Kültür Bakanlığı ve TRT resmi kuruluşlar olarak sanat müziği-halk müziği ayrımında başı çektiler. Sonradan Türk Musikisi Devlet Konservatuarları aracılığıyla da bu ayrımcılık, tavandan tabana, memleket insanlarına hem icra, hem de eğitim yoluyla, aynen belletilmiş oldu.
Birini bilen ve seven, kolay kolay diğerini beğenip sevemez oldu. “Klasik” denilen tarz ise tamamen bir “komünite” müziği haline geldi. (“Cemaat” yazamadığım için “komünite” yazıyorum; malum kullanılmasında “tehlike” görülen bir kelime haline getirildi bu kelime… Sosyolojik bir kavram olmaktan çıktı, tamamen politik bir “örgütlenme”nin ifadesi halini aldı!)
Bu şartlar altında, “hizmet” adı altında yapılan tüm işlerde, “ayrımcılık” artık kanıksanmış, yadırganmayan, yadırganmasına gerek duyulmayan bir “ön-koşul” olmuş oldu…
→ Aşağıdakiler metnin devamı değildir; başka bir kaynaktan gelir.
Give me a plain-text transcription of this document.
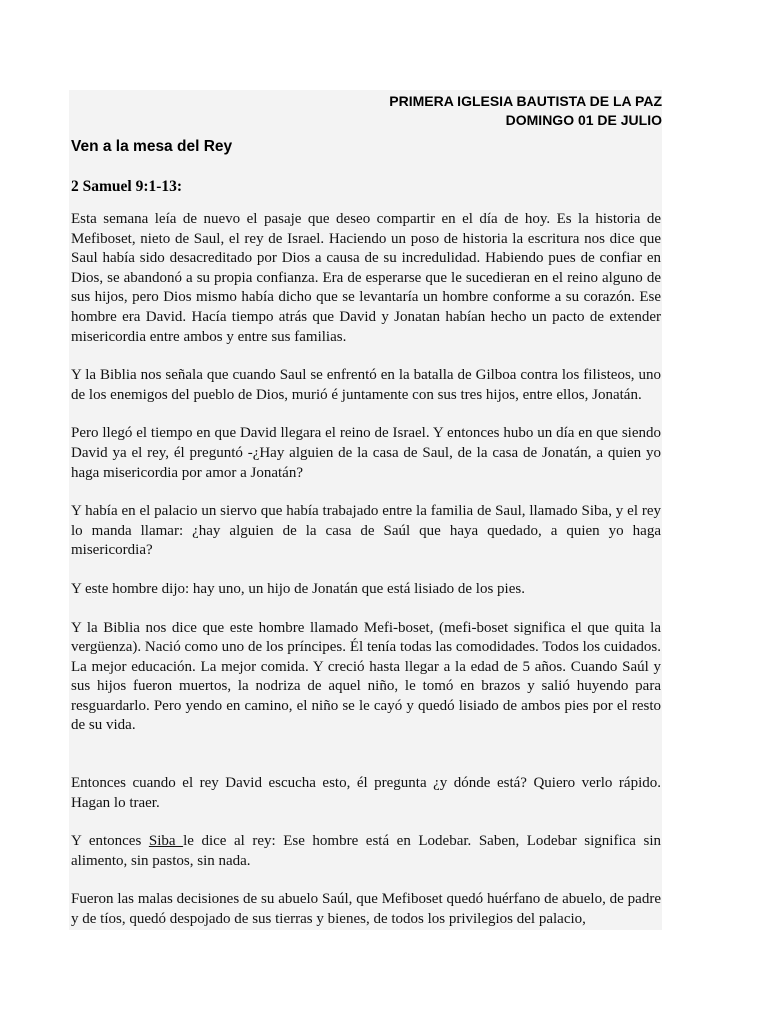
PRIMERA IGLESIA BAUTISTA DE LA PAZ
DOMINGO 01 DE JULIO
Ven a la mesa del Rey
2 Samuel 9:1-13:

Esta semana leía de nuevo el pasaje que deseo compartir en el día de hoy. Es la historia de Mefiboset, nieto de Saul, el rey de Israel. Haciendo un poso de historia la escritura nos dice que Saul había sido desacreditado por Dios a causa de su incredulidad. Habiendo pues de confiar en Dios, se abandonó a su propia confianza. Era de esperarse que le sucedieran en el reino alguno de sus hijos, pero Dios mismo había dicho que se levantaría un hombre conforme a su corazón. Ese hombre era David. Hacía tiempo atrás que David y Jonatan habían hecho un pacto de extender misericordia entre ambos y entre sus familias.

Y la Biblia nos señala que cuando Saul se enfrentó en la batalla de Gilboa contra los filisteos, uno de los enemigos del pueblo de Dios, murió é juntamente con sus tres hijos, entre ellos, Jonatán.

Pero llegó el tiempo en que David llegara el reino de Israel. Y entonces hubo un día en que siendo David ya el rey, él preguntó -¿Hay alguien de la casa de Saul, de la casa de Jonatán, a quien yo haga misericordia por amor a Jonatán?

Y había en el palacio un siervo que había trabajado entre la familia de Saul, llamado Siba, y el rey lo manda llamar: ¿hay alguien de la casa de Saúl que haya quedado, a quien yo haga misericordia?

Y este hombre dijo: hay uno, un hijo de Jonatán que está lisiado de los pies.

Y la Biblia nos dice que este hombre llamado Mefi-boset, (mefi-boset significa el que quita la vergüenza). Nació como uno de los príncipes. Él tenía todas las comodidades. Todos los cuidados. La mejor educación. La mejor comida. Y creció hasta llegar a la edad de 5 años. Cuando Saúl y sus hijos fueron muertos, la nodriza de aquel niño, le tomó en brazos y salió huyendo para resguardarlo. Pero yendo en camino, el niño se le cayó y quedó lisiado de ambos pies por el resto de su vida.

Entonces cuando el rey David escucha esto, él pregunta ¿y dónde está? Quiero verlo rápido. Hagan lo traer.

Y entonces Siba le dice al rey: Ese hombre está en Lodebar. Saben, Lodebar significa sin alimento, sin pastos, sin nada.

Fueron las malas decisiones de su abuelo Saúl, que Mefiboset quedó huérfano de abuelo, de padre y de tíos, quedó despojado de sus tierras y bienes, de todos los privilegios del palacio,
Şimdi “Türk Musikisi” sözü, kapsamına “ne”yi alır? Geleneksellik bağlamı nedeniyle kuşkusuz ki “havas” ve “avam” musikilerinin tamamını alır. Eğer, Türk Musikisi “adlandırma”sını “sadece” “havas” birikimine mal etmeye çalışırsanız, bu tutum, belirttiğim ayrımcılığa hizmet etmek dışında bir işe yaramaz… Bu tutumun, memleket Jön Türklerinin, II. Meşrutiyet’te giriştikleri “bölerek birleştirme (!)” uygulamalarının bir tezahüründen başka bir anlama gelmediği ise son derece açıktır.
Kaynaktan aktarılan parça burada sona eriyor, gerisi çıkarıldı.